KEBERADAAN tari glipang yang berasal dari kata gholiban (bahasa Arab yang artinya kebiasaan) tidak bisa dilepaskan dari sosok Sardan. Pria asal Desa Omben, Kabupaten Sampang, Madura, itu adalah cikal bakal tari glipang berkembang di Probolinggo.
”Kalau dari permulaannya ya dari Pak Sardan ini. Dia mbah buyut saya,” ujar Soeparmo, generasi keempat yang masih hidup.
Sardan yang memang seorang seniman kabur dari Madura karena berebut mengembangkan tari topeng di Madura. Karena tak memiliki tempat di Madura, dia lantas hijrah ke Probolinggo.
Di Probolinggo, tari topeng yang dikenalkan Sardan ditolak warga setempat. Alasannya, tarian tersebut menggunakan gamelan yang identik dengan aktivitas tarian yang mana aurat penarinya terbuka.
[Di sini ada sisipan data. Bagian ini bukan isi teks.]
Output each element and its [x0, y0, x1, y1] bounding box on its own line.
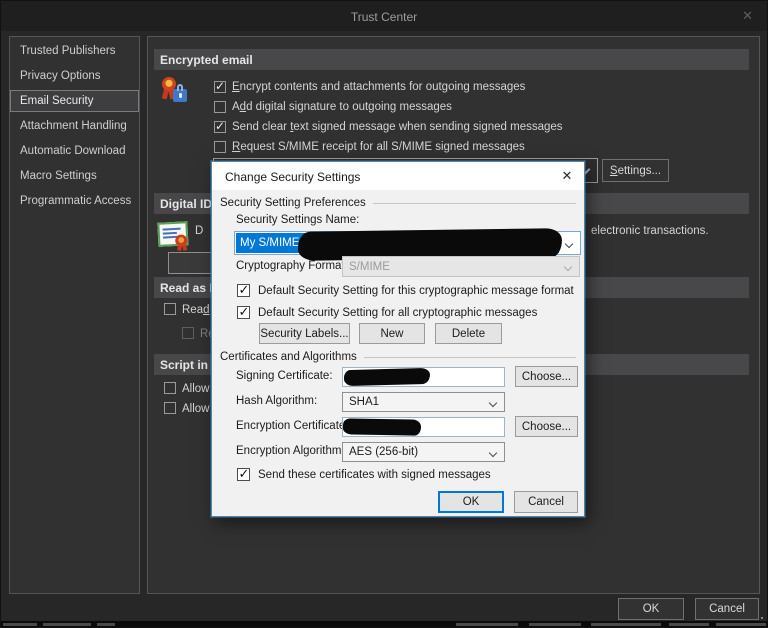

Karena itu, dia berpikir keras untuk memunculkan seni tari baru yang cocok untuk warga lokal. Sayang, sampai meninggal, dia belum bisa mewujudkan ambisinya tersebut. Akhirnya, cita-cita itu coba diwujudkan Seno, putra Sardan.
Bersama Asia alias Bu Karto, anaknya, Seno akhirnya berhasil mewujudkan tarian yang cocok untuk warga setempat pada 1935. Tarian itu bermula dari aktivitas Seno yang kemudian berjuluk Sari Truno menjadi mandor tebu di Pabrik Gula Gending yang dikuasai Belanda.
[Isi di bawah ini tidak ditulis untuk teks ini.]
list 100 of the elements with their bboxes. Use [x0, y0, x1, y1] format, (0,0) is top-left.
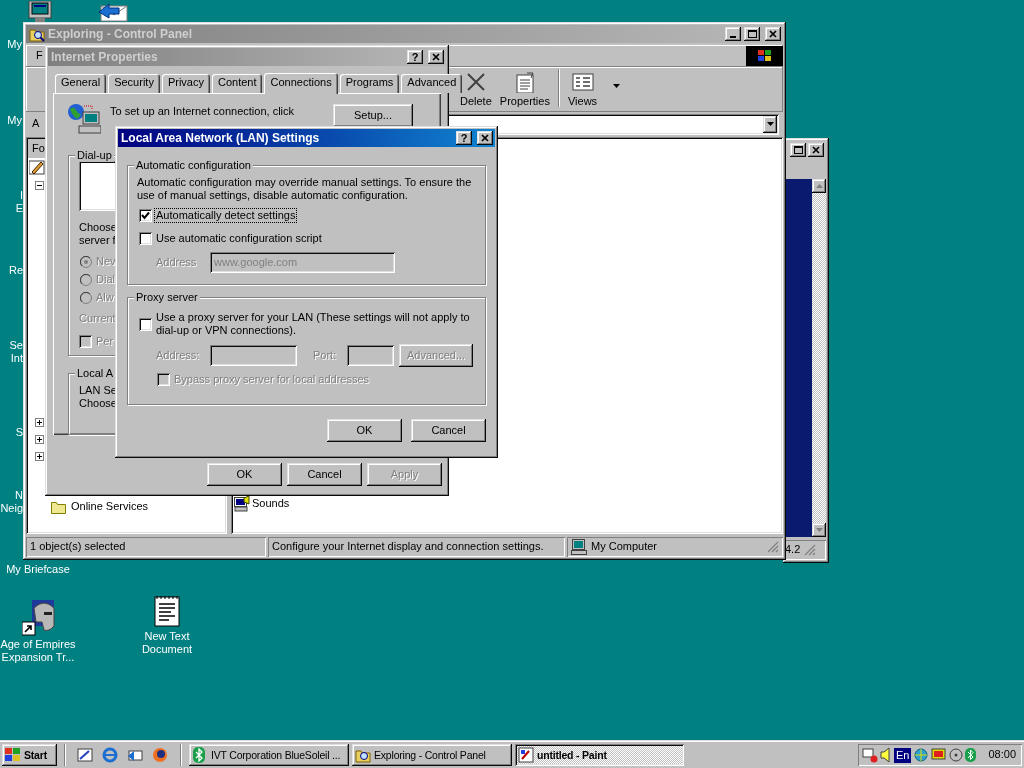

Temperamennya yang keras serta nasionalismenya yang tinggi membuatnya sering berkonflik dengan tentara Belanda yang dikenal sewenang-wenang. Karena jiwa nasionalismenya itulah, dia lantas menghimpun kaum pribumi untuk membentuk perkumpulan pencak silat.
Aktivitanya berlatih silat bersama kawan-kawannya itu akhirnya diketahui Belanda. Dia dituduh hendak memberontak. Untuk mengelabui Belanda, akhirnya gerakan pencak silat itu dia iringi dengan musik.
Harapannya, Belanda tak lagi menaruh curiga. Belanda pun percaya. Terciptalah kemudian warna musim gholiban yang berarti terus-menerus. Lambat laun, ekspresi perlawanan dalam bentuk seni tersebut menjadi sebuah ekspresi seni yang nyata.